Tiro Afeta, also known as Nedi Gibe, is a woreda in Oromia Region, Ethiopia. Part of the Jimma Zone, Tiro Afeta is bordered on the south by Omo Nada, on the west by Kersa, on the north by Limmu Kosa, and on the east by Sokoru. The administrative center of the woreda is Dimtu.

== Overview ==
The altitude of this woreda ranges from 1640 to 2800 meters above sea level; mountains include Geshe, Haro, Gebera and Hako Albiti. Perennial rivers include the Gilgel Gibe, the Busa, the Nedi and the Aleltu. A survey of the land in this woreda shows that 26% is arable or cultivable (20.5% was under annual crops), 8.3% pasture, 14% forest, and the remaining 51.7% is considered built-up, degraded or otherwise unusable. Forest land includes the Gesha forest, part of the Tiro Becho State Forest. Teff and corn are important cash crops. Although coffee is another important cash crop of this woreda, less than 20 square kilometers are planted with this crop.

Industry in the woreda includes 52 grain mills. There were 25 Farmers Associations with 11,010 members and 7 Farmers Service Cooperatives with 7,283 members. Tiro Afeta has 34 kilometers of dry-weather road, for an average road density of 34.9 kilometers per 1000 square kilometers. About 71.5% of the urban and 9.8% of the rural population has access to drinking water.

== Population ==
The 2007 national census reported a total population for this woreda of 131,536, of whom 65,341 were men and 66,195 were women; 5,309 or 4.04% of its population were urban dwellers. The majority of the inhabitants were Muslim, with 92.44% of the population reporting they observed this belief, while 5.99% of the population said they practised Ethiopian Orthodox Christianity, and 2.49% were Protestant.

Based on figures published by the Central Statistical Agency in 2005, this woreda has an estimated total population of 130,554, of whom 66,732 are men and 63,822 are women; 2,328 or 1.78% of its population are urban dwellers, which is less than the Zone average of 12.3%. With an estimated area of 973.91 square kilometers, Tiro Afeta has an estimated population density of 134.1 people per square kilometer, which is less than the Zone average of 150.6.

The 1994 national census reported a total population for this woreda of 94,619, of whom 46,529 were men and 48,090 women; 1,302 or 1.38% of its population were urban dwellers at the time.

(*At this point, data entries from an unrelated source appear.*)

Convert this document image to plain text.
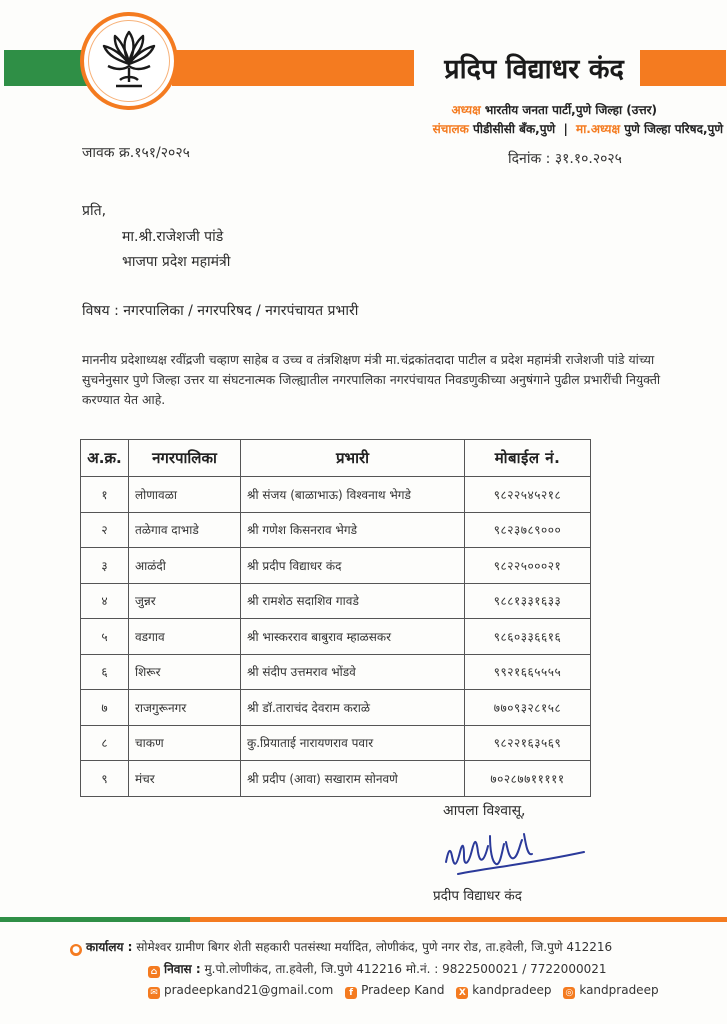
प्रदिप विद्याधर कंद
अध्यक्ष भारतीय जनता पार्टी,पुणे जिल्हा (उत्तर)
संचालक पीडीसीसी बँक,पुणे | मा.अध्यक्ष पुणे जिल्हा परिषद,पुणे
जावक क्र.१५१/२०२५	दिनांक : ३१.१०.२०२५
प्रति,
मा.श्री.राजेशजी पांडे
भाजपा प्रदेश महामंत्री
विषय : नगरपालिका / नगरपरिषद / नगरपंचायत प्रभारी
माननीय प्रदेशाध्यक्ष रवींद्रजी चव्हाण साहेब व उच्च व तंत्रशिक्षण मंत्री मा.चंद्रकांतदादा पाटील व प्रदेश महामंत्री राजेशजी पांडे यांच्या सुचनेनुसार पुणे जिल्हा उत्तर या संघटनात्मक जिल्ह्यातील नगरपालिका नगरपंचायत निवडणुकीच्या अनुषंगाने पुढील प्रभारींची नियुक्ती करण्यात येत आहे.
अ.क्र.	नगरपालिका	प्रभारी	मोबाईल नं.
१	लोणावळा	श्री संजय (बाळाभाऊ) विश्वनाथ भेगडे	९८२२५४५२१८
२	तळेगाव दाभाडे	श्री गणेश किसनराव भेगडे	९८२३७८९०००
३	आळंदी	श्री प्रदीप विद्याधर कंद	९८२२५०००२१
४	जुन्नर	श्री रामशेठ सदाशिव गावडे	९८८१३३१६३३
५	वडगाव	श्री भास्करराव बाबुराव म्हाळसकर	९८६०३३६६१६
६	शिरूर	श्री संदीप उत्तमराव भोंडवे	९९२१६६५५५५
७	राजगुरूनगर	श्री डॉ.ताराचंद देवराम कराळे	७७०९३२८१५८
८	चाकण	कु.प्रियाताई नारायणराव पवार	९८२२१६३५६९
९	मंचर	श्री प्रदीप (आवा) सखाराम सोनवणे	७०२८७७१११११
आपला विश्वासू,
प्रदीप विद्याधर कंद
● कार्यालय : सोमेश्वर ग्रामीण बिगर शेती सहकारी पतसंस्था मर्यादित, लोणीकंद, पुणे नगर रोड, ता.हवेली, जि.पुणे 412216
⌂ निवास : मु.पो.लोणीकंद, ता.हवेली, जि.पुणे 412216 मो.नं. : 9822500021 / 7722000021
✉ pradeepkand21@gmail.com f Pradeep Kand X kandpradeep ◎ kandpradeep
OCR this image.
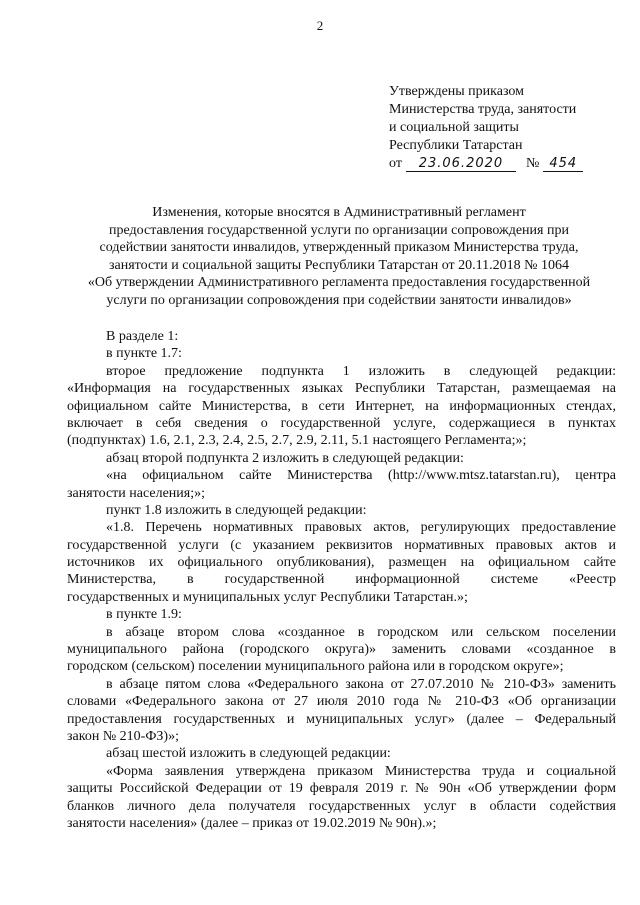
2
Утверждены приказом
Министерства труда, занятости
и социальной защиты
Республики Татарстан
от	23.06.2020	№ 454
Изменения, которые вносятся в Административный регламент
предоставления государственной услуги по организации сопровождения при
содействии занятости инвалидов, утвержденный приказом Министерства труда,
занятости и социальной защиты Республики Татарстан от 20.11.2018 № 1064
«Об утверждении Административного регламента предоставления государственной
услуги по организации сопровождения при содействии занятости инвалидов»
В разделе 1:
в пункте 1.7:
второе предложение подпункта 1 изложить в следующей редакции:
«Информация на государственных языках Республики Татарстан, размещаемая на
официальном сайте Министерства, в сети Интернет, на информационных стендах,
включает в себя сведения о государственной услуге, содержащиеся в пунктах
(подпунктах) 1.6, 2.1, 2.3, 2.4, 2.5, 2.7, 2.9, 2.11, 5.1 настоящего Регламента;»;
абзац второй подпункта 2 изложить в следующей редакции:
«на официальном сайте Министерства (http://www.mtsz.tatarstan.ru), центра
занятости населения;»;
пункт 1.8 изложить в следующей редакции:
«1.8. Перечень нормативных правовых актов, регулирующих предоставление
государственной услуги (с указанием реквизитов нормативных правовых актов и
источников их официального опубликования), размещен на официальном сайте
Министерства, в государственной информационной системе «Реестр
государственных и муниципальных услуг Республики Татарстан.»;
в пункте 1.9:
в абзаце втором слова «созданное в городском или сельском поселении
муниципального района (городского округа)» заменить словами «созданное в
городском (сельском) поселении муниципального района или в городском округе»;
в абзаце пятом слова «Федерального закона от 27.07.2010 № 210-ФЗ» заменить
словами «Федерального закона от 27 июля 2010 года № 210-ФЗ «Об организации
предоставления государственных и муниципальных услуг» (далее – Федеральный
закон № 210-ФЗ)»;
абзац шестой изложить в следующей редакции:
«Форма заявления утверждена приказом Министерства труда и социальной
защиты Российской Федерации от 19 февраля 2019 г. № 90н «Об утверждении форм
бланков личного дела получателя государственных услуг в области содействия
занятости населения» (далее – приказ от 19.02.2019 № 90н).»;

The two largest ethnic groups reported in Tiro Afeta were the Oromo (93.71%), and the Yem (5.27%); all other ethnic groups made up 1.02% of the population. However according to one source, in the early 1990s 42,600 members of the Yem lived in 17 kebeles of this woreda. Oromiffa was spoken as a first language by 97.05%, and 2.38% spoke Yemsa; the remaining 0.57% spoke all other primary languages reported. The majority of the inhabitants were Muslim, with 92.04% of the population having reported they practiced that belief, while 6.71% of the population said they professed Ethiopian Orthodox Christianity, and 1.01% were Protestant.